Milli Şairimiz Mehmet Akif ERSOY:
“Girmeden bir millete tefrika, düşman giremez,
Toplu vurdukça gönüller, onu top sindiremez.
Sen, ben desin efrat, aradan vahdeti kaldır.
Milletler için, işte kıyamet o zamandır” dizeleriyle bu gerçeği açık bir şekilde ifade etmiştir.

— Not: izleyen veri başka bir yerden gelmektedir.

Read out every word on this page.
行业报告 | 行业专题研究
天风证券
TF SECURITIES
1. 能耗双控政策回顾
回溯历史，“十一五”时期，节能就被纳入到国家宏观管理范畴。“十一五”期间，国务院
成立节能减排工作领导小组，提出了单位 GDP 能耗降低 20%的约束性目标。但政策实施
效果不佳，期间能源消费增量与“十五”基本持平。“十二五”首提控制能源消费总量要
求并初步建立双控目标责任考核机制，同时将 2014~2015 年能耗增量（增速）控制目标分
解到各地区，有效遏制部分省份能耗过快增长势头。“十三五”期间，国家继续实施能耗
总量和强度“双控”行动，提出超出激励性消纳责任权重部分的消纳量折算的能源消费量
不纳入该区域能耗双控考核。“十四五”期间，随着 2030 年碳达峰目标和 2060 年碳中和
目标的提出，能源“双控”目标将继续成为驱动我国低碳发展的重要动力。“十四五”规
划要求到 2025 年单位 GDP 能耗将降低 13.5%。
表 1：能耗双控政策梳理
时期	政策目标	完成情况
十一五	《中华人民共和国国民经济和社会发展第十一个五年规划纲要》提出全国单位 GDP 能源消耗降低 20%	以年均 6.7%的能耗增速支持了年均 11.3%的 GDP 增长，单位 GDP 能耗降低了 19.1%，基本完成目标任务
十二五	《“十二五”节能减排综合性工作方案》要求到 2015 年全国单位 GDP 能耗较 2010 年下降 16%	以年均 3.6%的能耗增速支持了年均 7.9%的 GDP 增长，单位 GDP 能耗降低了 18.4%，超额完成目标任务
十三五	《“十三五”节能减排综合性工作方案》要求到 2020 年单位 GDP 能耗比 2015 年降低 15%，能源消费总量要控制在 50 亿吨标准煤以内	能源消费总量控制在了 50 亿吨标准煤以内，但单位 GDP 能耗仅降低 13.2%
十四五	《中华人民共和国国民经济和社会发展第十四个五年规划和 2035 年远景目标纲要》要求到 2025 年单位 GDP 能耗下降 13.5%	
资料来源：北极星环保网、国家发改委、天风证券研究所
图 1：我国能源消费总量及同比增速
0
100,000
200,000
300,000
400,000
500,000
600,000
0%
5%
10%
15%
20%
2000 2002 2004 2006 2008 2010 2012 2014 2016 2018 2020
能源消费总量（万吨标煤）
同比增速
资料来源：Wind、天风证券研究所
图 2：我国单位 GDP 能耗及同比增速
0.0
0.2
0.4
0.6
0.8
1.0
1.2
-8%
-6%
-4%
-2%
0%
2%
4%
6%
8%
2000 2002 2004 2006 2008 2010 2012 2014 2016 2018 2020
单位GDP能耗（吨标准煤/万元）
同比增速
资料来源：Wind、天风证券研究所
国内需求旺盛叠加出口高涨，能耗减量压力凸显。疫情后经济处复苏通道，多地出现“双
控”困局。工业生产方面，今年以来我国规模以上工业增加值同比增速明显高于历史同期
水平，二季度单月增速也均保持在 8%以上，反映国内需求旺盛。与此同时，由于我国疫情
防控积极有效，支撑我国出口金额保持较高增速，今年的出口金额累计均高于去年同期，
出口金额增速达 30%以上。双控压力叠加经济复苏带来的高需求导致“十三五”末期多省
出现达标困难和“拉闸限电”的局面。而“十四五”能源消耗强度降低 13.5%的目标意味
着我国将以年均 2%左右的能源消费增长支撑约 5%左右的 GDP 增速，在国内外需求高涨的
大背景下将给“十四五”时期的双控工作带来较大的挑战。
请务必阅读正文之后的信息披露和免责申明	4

Birlik ve beraberlik ruhuna sahip olamayan, en temel asgari müştereklerde bile bir araya gelemeyen milletler kendi sonlarını hazırlamış olurlar. Toplumu oluşturan fertlerin birlik ve dayanışma içinde olmaları, dinî ve millî varlığımızın korunup devam ettirilmesinin zorunlu kıldığı bir sorumluluktur. Ayrıca bu, barış ve huzurun da teminatıdır.
Resulullah (a.s.v.) buyurdular ki: “Birbirlerini sevmede, birbirlerine merhamette, birbirlerine şefkatte müminlerin misâli, bir bedenin misâlidir. Ondan bir uzuv rahatsız olsa, diğer uzuvlar uykusuzluk ve hararette ona iştirak ederler."
Vücudu meydana getiren organlar, tam bir ahenk içinde çalıştığında vücut sağlıklı olduğu gibi, toplumun birer üyesi olan fertler de, düzenli çalışırlarsa, o toplumda huzur ve barış kendiliğinden oluşur. Çünkü insanlar daima birbirlerine muhtaçtırlar ve hiçbir insanın tek başına ihtiyaçlarını ve güvenliğini sağlama şansı ve imkânı yoktur.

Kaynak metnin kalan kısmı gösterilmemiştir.